Letters to the Editor
Version of Record online: 28 JUN 2008
© 2008 The Authors. Journal compilation © 2008 Paediatrics and Child Health Division (Royal Australasian College of Physicians)
Journal of Paediatrics and Child Health
Volume 44, Issue 6, page 386, June 2008
How to Cite
Menon, B. S., Ibrahim, S. B., Juraida, E., Mohamed, M. and Ibrahim, H. (2008), Letters to the Editor. Journal of Paediatrics and Child Health, 44: 386. doi: 10.1111/j.1440-1754.2008.01313.x
- Issue online: 28 JUN 2008
- Version of Record online: 28 JUN 2008
4 October 2007
Pachyonychia congenita is a rare genodermatosis which is autosomal dominant in inheritance. We describe a Malay toddler who presented with leukaemia and this condition.
A 20-month-old Malay boy was referred to our hospital for the management of acute lymphoblastic leukaemia. He had been noted to have abnormal nails at infancy and had been initially diagnosed to have onychomycosis. His nail clippings grew Aspergillus niger and he had been treated with itraconazole for several months. However, there was no improvement in the condition of his nails. He was then labelled as having yellow-nail syndrome.
On examination at our centre, he was found to have hyperpigmentation and hyperkeratosis of all his fingernails as well as toenails. His mother had similar findings (Fig. 1) and she also had hyperkeratosis of her soles. No one else in the family was affected. Apart from the nail changes, the child did not have any oral lesions and his palms and soles were also normal. A diagnosis of pachyonychia congenita type 1 was made clinically and his mother was counselled regarding the disease. The child has completed two years of chemotherapy without complications and is currently well and in remission.
Classic type 1 pachyonychia congenita (Jadassohn–Lewandowski syndrome) is due to mutations in the gene for keratin 16. It can cause a variety of ectodermal defects affecting the nails, skin, oral mucosa, larynx, hair and teeth.1 Nail dystrophy is the most striking feature, with thickened, tubular nails which can present either at birth or early in life as in our patient. The second most prominent feature is palmoplantar keratoderma, which was present in this child's mother. Other features include onychogryphosis, follicular keratosis and oral leucoplakia. Type 2 pachyonychia congenita is characterised by natal teeth and the development of epidermal cysts or steatocysts.
Onychomycosis is also a cause of hyperkeratosis. However, it rarely affects all 20 nails. The most common cause of tinea unguium is the dermatophyte Trichophyton rubrum.
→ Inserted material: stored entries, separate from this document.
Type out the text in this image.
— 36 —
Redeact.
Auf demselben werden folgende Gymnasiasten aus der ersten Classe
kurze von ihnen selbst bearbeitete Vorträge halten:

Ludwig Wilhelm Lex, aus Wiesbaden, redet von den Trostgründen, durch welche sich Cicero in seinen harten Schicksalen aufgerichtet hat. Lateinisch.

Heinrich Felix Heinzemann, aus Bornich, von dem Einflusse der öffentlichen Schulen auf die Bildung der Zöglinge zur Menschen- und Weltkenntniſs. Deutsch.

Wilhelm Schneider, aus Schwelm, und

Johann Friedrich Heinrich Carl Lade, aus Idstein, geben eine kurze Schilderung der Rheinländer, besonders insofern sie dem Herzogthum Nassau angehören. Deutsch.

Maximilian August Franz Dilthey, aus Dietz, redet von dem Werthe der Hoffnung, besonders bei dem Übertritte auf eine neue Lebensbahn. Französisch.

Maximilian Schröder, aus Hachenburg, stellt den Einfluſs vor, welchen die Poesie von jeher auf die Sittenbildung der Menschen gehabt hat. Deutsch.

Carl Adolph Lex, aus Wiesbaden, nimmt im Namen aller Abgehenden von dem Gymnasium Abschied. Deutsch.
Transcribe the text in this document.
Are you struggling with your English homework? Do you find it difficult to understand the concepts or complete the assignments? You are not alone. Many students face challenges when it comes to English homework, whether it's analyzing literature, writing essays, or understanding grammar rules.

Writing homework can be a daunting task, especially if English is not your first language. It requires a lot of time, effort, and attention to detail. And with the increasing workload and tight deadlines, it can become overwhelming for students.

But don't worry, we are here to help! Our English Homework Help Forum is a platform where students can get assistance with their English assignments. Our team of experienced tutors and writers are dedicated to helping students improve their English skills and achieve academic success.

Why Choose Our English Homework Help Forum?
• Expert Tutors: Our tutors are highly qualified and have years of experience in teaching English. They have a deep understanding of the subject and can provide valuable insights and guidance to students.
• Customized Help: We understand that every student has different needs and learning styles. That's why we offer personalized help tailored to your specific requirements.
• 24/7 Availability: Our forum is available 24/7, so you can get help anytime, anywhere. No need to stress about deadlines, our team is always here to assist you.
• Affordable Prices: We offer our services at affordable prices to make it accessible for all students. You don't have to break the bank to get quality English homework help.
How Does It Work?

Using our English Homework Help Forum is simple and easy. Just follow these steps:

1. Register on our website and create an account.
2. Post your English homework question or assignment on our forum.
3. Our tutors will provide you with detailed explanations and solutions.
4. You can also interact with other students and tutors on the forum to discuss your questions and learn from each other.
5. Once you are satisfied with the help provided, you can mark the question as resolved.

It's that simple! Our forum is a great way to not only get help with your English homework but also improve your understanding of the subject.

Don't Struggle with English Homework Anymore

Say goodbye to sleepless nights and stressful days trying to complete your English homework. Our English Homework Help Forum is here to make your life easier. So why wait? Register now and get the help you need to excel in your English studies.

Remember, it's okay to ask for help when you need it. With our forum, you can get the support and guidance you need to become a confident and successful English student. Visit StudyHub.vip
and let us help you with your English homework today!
In Malaysia, it has been found that moulds, in particular Aspergillus niger, cause a significant proportion (35%) of onychomycosis.2
The yellow nail syndrome is a triad of thickened, excessively curved, slow-growing yellow nails, primary lymphoedema and chronic respiratory disease. It has previously been classified as a dominantly inherited condition with variable expressivity. However, this has been challenged recently by findings that suggest that the majority of cases are sporadic and that the nail changes may remit.3 Our patient had no previous medical history of note; he had never had lymphoedema or respiratory problems.
The yellow nail syndrome is known to be associated with malignancies, in particular Non-Hodgkin's lymphomas and carcinomas.4 In contrast, pachyonychia congenita has not been associated with cancers although squamous cell carcinoma has been reported in a patient who had chronic plantar ulcerations.5 It is likely that the leukaemia in our patient was a chance association.
The treatment of pachyonychia congenita consists of keratolytic agents and lubricants for the palmar and plantar hyperkeratosis. At present, there is no satisfactory treatment for the nail changes.